Good idea. Will give that a go.

[quote]blindetheft wrote:
I’ve been lifting for a few months now and I’m doing the 5x5 and ramping up the weight to my top set. My first question is whether I’m taking too long between my reps while squatting.

On my 5th set, I do the following: unrack the weight, take a deep breath and hold it, squat deep, come up and breathe 2-3 times, take another breath and hold it, repeat. I can get a lot more weight in my 5th set by doing this, but am probably taking 2-4 seconds between reps as a result. Is this a bad thing to do?

Second question is about deadlifts. My gym has those hexagonal weights. Deadlifts have been a pain because sometimes when I set the weight down between reps, it’ll roll forward or back when the weights land on an edge. Any solutions to this?[/quote]

Don’t let the weight come to a full rest on the ground. Instead, let it just barely touch the ground.

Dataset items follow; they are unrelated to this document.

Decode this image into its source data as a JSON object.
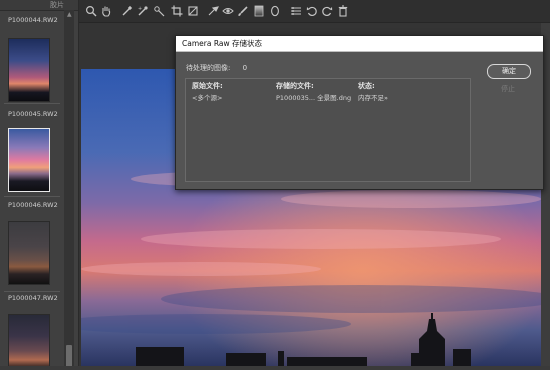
{
  "filmstrip": {
    "header": "胶片",
    "items": [
      {
        "label": "P1000044.RW2"
      },
      {
        "label": "P1000045.RW2"
      },
      {
        "label": "P1000046.RW2"
      },
      {
        "label": "P1000047.RW2"
      }
    ]
  },
  "toolbar": {
    "tools": [
      "zoom-icon",
      "hand-icon",
      "white-balance-icon",
      "color-sampler-icon",
      "targeted-adjustment-icon",
      "crop-icon",
      "straighten-icon",
      "spot-removal-icon",
      "red-eye-icon",
      "adjustment-brush-icon",
      "graduated-filter-icon",
      "radial-filter-icon",
      "preferences-icon",
      "rotate-ccw-icon",
      "rotate-cw-icon",
      "trash-icon"
    ]
  },
  "dialog": {
    "title": "Camera Raw 存储状态",
    "remaining_label": "待处理的图像:",
    "remaining_count": "0",
    "columns": {
      "original": "原始文件:",
      "saved": "存储的文件:",
      "status": "状态:"
    },
    "row": {
      "original": "<多个源>",
      "saved": "P1000035... 全景图.dng",
      "status": "内存不足»"
    },
    "ok_label": "确定",
    "stop_label": "停止"
  },
  "colors": {
    "accent_border": "#d7d7d7",
    "dialog_bg": "#545454",
    "selected_thumb_border": "#e8e8e8"
  }
}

If you do this, you will have constant tension

My gym has the polygon weights too (I friggen hate em). I find the best thing to do is to make sure you line the plates up exactly and collar them as tight as you can so the you’re less likely to get shifting etc than can make putting the bar down flat tricky.

I don’t think just touching the floor will work because you’ll have no way to get tight for the next pull. Generally, if the bar is only angled a bit I’ll just deal with it but if you really get a corner and it bounces just stand up, correct the bar and reset.